Un rapport publié par le Conseil supérieur des comptes, rendu public le mercredi 28 janvier, a révélé des irrégularités dans les procédures d’octroi de permis exceptionnels pour le transport de passagers en dehors des horaires autorisés, indiquant que cela concerne la gare routière de Tanger et 10 autres gares au Maroc.
Le Conseil a demandé une amélioration de la gouvernance et de la transparence de ce processus afin de garantir la qualité et la sécurité des services de transport.
Selon les données fournies par le Conseil, les inspecteurs des transports ont délivré au total environ 52 600 permis exceptionnels en 2023, dont 98 % étaient concentrés dans 11 gares routières principales : Fès, Inzegane, Ksar el Kebir, Dakhla, Tétouan, Casablanca, Rabat, Tanger, Marrakech, Assilah et Meknès.
Cette concentration élevée reflète une grande disparité géographique dans la distribution de ces permis, soulevant des questions sur l’équité et la répartition équitable des opportunités entre les transporteurs. Le rapport a noté plusieurs lacunes essentielles dans le système actuel d’octroi de ces permis, parmi lesquelles :
- Le manque d’un cahier des charges clair et d’une procédure de concurrence organisée, empêchant l’application d’une priorité technique et économique objective lors de l’examen des offres soumises par les transporteurs, sur la base d’indicateurs et de critères préétablis.
- Une absence de traitement intégré et homogène entre les différentes gares routières pour les offres reçues, ce qui complique la garantie des principes de transparence, d’égalité dans le traitement des candidats, et de contrôle mutuel sur les opérations et leur suivi.
- Le non-respect des critères de mérite basés essentiellement sur la qualité des services fournis, tels que le niveau de sécurité, l’état de la flotte et l’efficacité opérationnelle.
- Un manquement à la publication des données d’attribution des permis par tous les moyens disponibles, notamment à travers les panneaux d’affichage dans les gares routières elles-mêmes, en violation des dispositions de la loi n° 54.19 relative à la charte des services publics, qui impose transparence et large diffusion des informations.
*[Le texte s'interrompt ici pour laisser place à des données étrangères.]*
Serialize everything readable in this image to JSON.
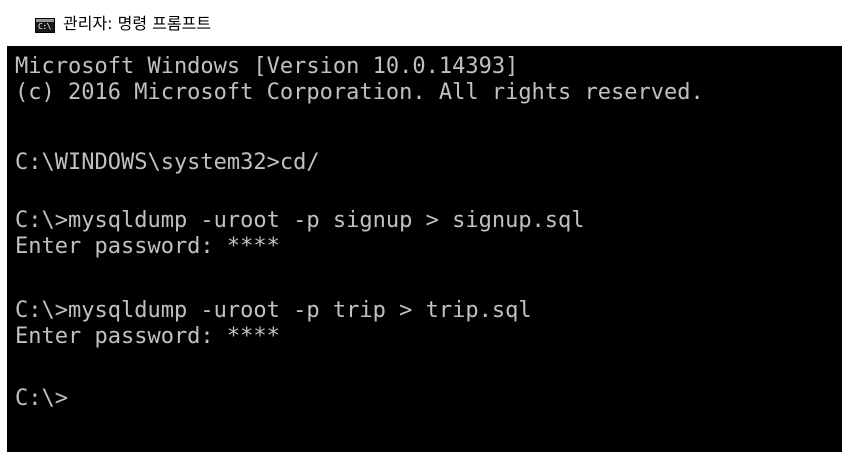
{
  "window": {
    "title": "관리자: 명령 프롬프트",
    "icon": "cmd-icon",
    "icon_glyph": "C:\\"
  },
  "console": {
    "lines": [
      "Microsoft Windows [Version 10.0.14393]",
      "(c) 2016 Microsoft Corporation. All rights reserved.",
      "",
      "C:\\WINDOWS\\system32>cd/",
      "",
      "C:\\>mysqldump -uroot -p signup > signup.sql",
      "Enter password: ****",
      "",
      "C:\\>mysqldump -uroot -p trip > trip.sql",
      "Enter password: ****",
      "",
      "C:\\>"
    ]
  },
  "colors": {
    "console_background": "#000000",
    "console_text": "#c0c0c0",
    "titlebar_background": "#ffffff"
  }
}
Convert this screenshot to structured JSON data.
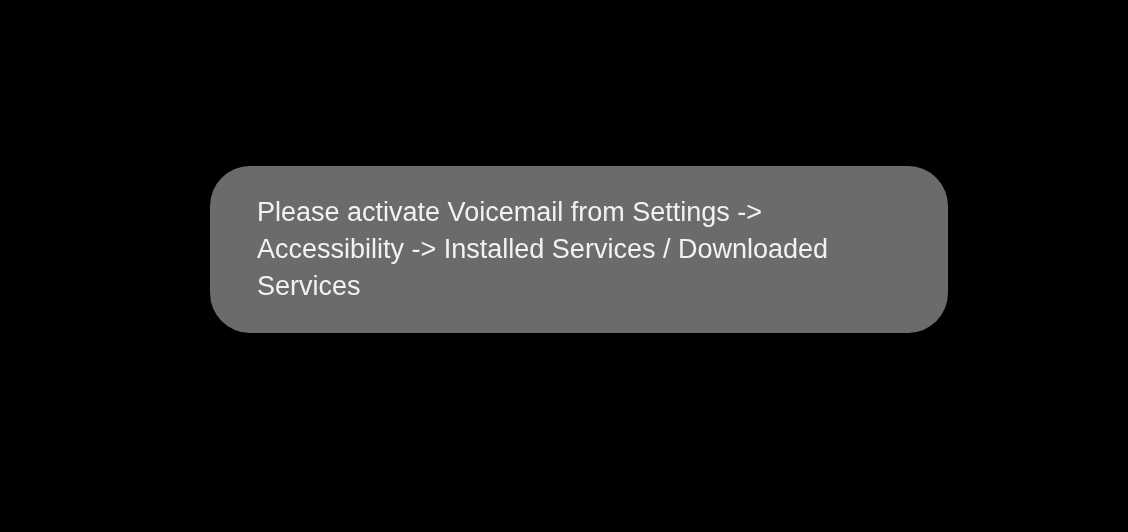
{
  "toast": {
    "message": "Please activate Voicemail from Settings -> Accessibility -> Installed Services / Downloaded Services"
  }
}
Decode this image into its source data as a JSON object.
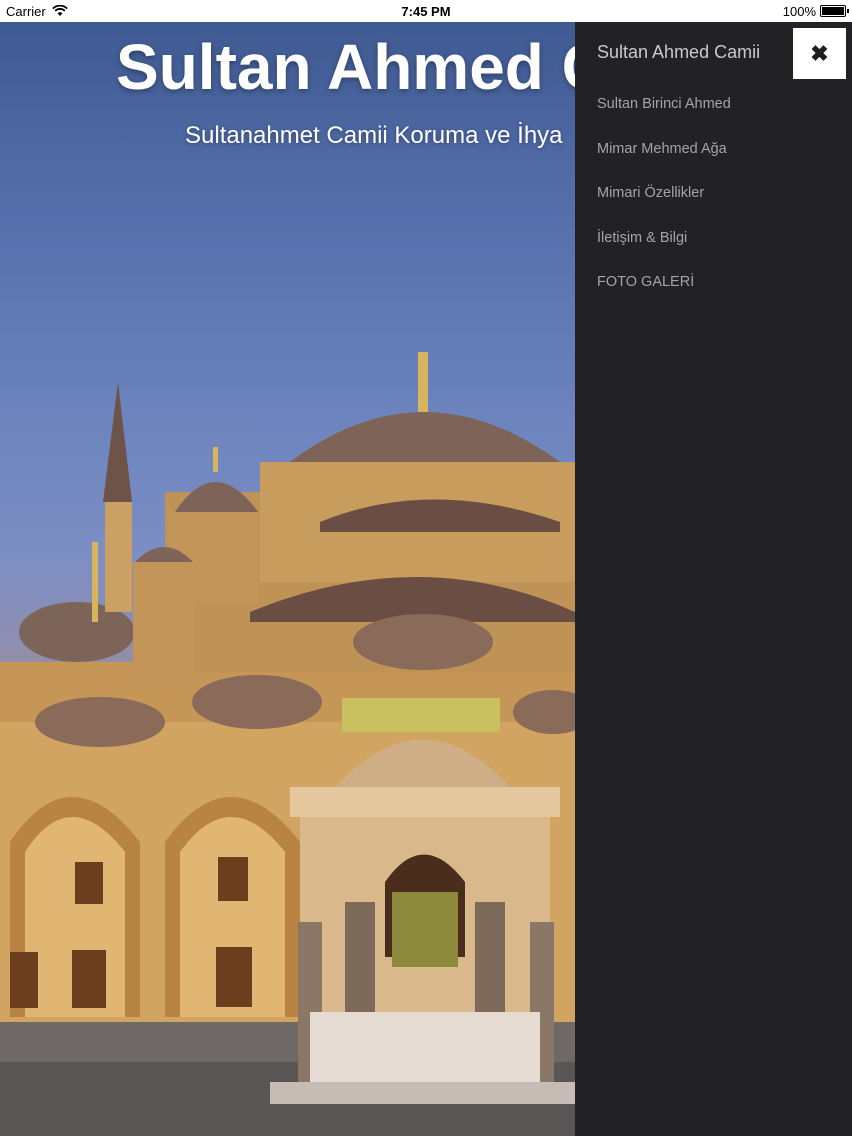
{
  "status_bar": {
    "carrier": "Carrier",
    "time": "7:45 PM",
    "battery": "100%",
    "battery_level": 1.0
  },
  "hero": {
    "title": "Sultan Ahmed Camii",
    "subtitle": "Sultanahmet Camii Koruma ve İhya",
    "image": "blue-mosque-photo"
  },
  "menu": {
    "title": "Sultan Ahmed Camii",
    "close_icon": "close-icon",
    "items": [
      {
        "label": "Sultan Birinci Ahmed"
      },
      {
        "label": "Mimar Mehmed Ağa"
      },
      {
        "label": "Mimari Özellikler"
      },
      {
        "label": "İletişim & Bilgi"
      },
      {
        "label": "FOTO GALERİ"
      }
    ]
  },
  "colors": {
    "menu_background": "#222226",
    "menu_text": "#a3a3a8",
    "title_text": "#ffffff"
  }
}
Le rapport a estimé que ces mesures exceptionnelles représentent un mécanisme clé pour répondre à la demande croissante de transport, surtout pendant les périodes de pointe ou lors d’événements spéciaux. Toutefois, l’absence de bonne gouvernance pourrait exposer la sécurité des passagers à des risques et ouvrir la voie à des pratiques inappropriées ou à des discriminations entre les transporteurs.
Ce rapport s’inscrit dans le cadre des efforts des juridictions financières marocaines pour renforcer le contrôle de la gestion publique et correspond aux orientations stratégiques du Conseil supérieur des comptes en matière de transparence et de responsabilité dans les secteurs de service public, tel que le transport routier, qui impacte la vie quotidienne des citoyens.